A condominium project on the city’s West Side is nearing completion.
Seventh Street Lofts, at 600 7th St. NW, will open unit 208 to the public on Friday as apart of the Spring Parade of Homes by the Home Builders Association of Greater Grand Rapids.
The Business Journal originally reported Orion Real Estate Solutions, part of Grand Rapids-based Orion Construction, in a partnership with other developers, originally bought the building in 2013 with plans to convert it into a mixed-use development with 32 apartments and a 5,000-square-foot restaurant and pub on the ground floor.
Rockford Development, part of Grand Rapids-based Rockford Construction, acquired the finished property in April 2017 and spent $2.7 million renovating the apartments into condos the following November.

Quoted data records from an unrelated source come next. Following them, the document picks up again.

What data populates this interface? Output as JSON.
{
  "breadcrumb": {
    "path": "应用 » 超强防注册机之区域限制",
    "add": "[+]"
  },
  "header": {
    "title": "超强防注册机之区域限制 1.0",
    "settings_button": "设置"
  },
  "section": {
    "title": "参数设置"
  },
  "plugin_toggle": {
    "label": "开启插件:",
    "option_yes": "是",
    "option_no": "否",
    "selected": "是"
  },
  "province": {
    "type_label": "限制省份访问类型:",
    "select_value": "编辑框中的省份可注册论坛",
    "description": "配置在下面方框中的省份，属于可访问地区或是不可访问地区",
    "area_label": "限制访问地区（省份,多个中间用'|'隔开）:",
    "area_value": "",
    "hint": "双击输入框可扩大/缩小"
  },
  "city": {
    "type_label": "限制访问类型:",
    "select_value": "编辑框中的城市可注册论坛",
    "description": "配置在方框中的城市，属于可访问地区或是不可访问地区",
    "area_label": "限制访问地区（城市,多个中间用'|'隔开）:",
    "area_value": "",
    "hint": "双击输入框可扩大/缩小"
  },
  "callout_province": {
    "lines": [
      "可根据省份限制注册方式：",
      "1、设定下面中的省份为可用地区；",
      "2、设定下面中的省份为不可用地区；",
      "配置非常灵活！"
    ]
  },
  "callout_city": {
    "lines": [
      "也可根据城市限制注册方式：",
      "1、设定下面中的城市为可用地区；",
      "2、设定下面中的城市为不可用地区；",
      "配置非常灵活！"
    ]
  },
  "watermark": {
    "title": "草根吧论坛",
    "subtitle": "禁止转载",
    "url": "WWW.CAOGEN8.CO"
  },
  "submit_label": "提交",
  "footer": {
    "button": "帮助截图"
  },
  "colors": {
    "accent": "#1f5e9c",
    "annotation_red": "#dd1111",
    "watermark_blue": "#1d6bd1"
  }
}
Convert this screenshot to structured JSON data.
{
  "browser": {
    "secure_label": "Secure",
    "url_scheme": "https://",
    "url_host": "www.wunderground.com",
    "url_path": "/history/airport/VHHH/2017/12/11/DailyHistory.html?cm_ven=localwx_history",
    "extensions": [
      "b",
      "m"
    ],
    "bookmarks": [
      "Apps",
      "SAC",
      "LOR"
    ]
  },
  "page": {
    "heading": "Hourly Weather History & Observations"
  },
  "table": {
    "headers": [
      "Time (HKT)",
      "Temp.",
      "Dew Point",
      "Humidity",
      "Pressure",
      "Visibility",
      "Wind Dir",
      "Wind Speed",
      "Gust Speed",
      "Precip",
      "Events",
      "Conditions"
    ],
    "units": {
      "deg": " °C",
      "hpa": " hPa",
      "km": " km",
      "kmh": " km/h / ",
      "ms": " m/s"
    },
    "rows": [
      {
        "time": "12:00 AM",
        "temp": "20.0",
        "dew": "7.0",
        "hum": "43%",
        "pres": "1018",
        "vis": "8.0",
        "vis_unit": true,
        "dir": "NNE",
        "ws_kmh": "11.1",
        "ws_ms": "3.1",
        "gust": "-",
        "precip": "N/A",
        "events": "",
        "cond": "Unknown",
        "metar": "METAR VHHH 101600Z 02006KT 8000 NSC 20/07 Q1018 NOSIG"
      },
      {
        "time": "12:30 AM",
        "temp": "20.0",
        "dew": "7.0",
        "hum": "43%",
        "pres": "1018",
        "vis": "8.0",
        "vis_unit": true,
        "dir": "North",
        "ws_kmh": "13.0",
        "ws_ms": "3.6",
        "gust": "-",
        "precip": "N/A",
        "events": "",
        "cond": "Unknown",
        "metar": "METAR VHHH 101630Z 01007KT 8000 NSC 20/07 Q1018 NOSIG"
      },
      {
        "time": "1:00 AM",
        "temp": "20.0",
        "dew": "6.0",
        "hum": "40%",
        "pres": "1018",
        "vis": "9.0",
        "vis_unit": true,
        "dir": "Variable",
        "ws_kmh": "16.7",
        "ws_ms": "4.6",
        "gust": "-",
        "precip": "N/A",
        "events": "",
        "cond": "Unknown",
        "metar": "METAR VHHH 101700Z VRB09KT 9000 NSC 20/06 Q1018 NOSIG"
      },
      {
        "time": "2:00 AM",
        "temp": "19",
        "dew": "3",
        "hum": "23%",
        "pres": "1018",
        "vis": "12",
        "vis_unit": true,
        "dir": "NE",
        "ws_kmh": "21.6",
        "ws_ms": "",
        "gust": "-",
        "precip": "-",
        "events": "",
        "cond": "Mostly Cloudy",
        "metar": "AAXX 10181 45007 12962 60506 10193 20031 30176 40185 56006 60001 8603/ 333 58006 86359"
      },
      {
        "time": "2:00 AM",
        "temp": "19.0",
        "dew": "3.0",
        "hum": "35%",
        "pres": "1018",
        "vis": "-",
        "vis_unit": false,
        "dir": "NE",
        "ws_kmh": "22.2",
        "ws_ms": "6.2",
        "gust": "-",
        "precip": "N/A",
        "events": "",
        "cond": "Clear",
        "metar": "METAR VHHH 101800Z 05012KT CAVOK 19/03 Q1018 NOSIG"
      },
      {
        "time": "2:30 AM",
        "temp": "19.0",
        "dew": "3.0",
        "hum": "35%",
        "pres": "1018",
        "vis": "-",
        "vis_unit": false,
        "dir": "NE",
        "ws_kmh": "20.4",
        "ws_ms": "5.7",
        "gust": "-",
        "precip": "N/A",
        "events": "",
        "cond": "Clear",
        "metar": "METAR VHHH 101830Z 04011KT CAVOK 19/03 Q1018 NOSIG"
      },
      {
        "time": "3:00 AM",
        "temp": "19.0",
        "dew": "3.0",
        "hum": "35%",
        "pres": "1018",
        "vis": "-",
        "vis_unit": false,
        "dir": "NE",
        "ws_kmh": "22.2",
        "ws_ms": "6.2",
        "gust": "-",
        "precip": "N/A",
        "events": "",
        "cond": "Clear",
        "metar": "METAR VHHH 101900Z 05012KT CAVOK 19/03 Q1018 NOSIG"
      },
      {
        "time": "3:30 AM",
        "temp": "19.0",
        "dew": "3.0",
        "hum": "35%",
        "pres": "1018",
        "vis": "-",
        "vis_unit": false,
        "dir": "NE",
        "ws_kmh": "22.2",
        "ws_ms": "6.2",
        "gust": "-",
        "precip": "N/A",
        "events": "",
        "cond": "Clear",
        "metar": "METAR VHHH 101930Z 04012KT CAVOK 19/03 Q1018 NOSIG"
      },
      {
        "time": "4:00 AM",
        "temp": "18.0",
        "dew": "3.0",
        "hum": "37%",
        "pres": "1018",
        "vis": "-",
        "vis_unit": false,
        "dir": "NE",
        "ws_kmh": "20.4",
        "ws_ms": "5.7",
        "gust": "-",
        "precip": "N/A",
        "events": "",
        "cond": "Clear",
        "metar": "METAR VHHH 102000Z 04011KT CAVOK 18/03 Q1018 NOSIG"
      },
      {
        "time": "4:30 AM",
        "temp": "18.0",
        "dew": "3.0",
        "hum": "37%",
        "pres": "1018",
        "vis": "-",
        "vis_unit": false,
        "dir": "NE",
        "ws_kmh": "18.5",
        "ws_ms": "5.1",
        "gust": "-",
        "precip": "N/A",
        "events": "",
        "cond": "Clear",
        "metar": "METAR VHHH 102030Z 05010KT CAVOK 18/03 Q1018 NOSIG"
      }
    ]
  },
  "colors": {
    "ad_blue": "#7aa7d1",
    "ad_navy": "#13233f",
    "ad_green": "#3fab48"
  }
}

The firm plans to finish construction later this summer.
The development will feature 24 units, ranging from 800 to 2,300 square feet and from the low $200,000s to mid $400,000s.
“We are excited to bring additional residential and office options to the West Side, including home ownership opportunities,” said Mike Mraz, managing partner of real estate development, Rockford Construction. “Demand has already exceeded our expectations, and we are thrilled to help bring quality jobs to the neighborhood.”
Other changes include an updated and expanded fitness center, renovated common area on the second floor, parking spaces for each unit in a private lot behind the building, available indoor parking, coffee shop on the ground level and an interior truck dock for moving in and out.
The building will also welcome two new tenants: Chervon, a global maker power tools and outdoor power equipment; and Full Circle, a marketing, design and interactive agency.
“We have acquired great talent from the Grand Rapids area,” said Bill Boltz, CEO, Chevron.
Steve Harvey, principal at Full Circle, she he "couldn’t be more thrilled to be part of the West Side in this unique development."
The project is being financed by Grand Rapids-based Mercantile Bank of Michigan.
In time, the structure became more well known as the Aslan Building and served as a clearance furniture center, before Orion Construction converted it into apartments.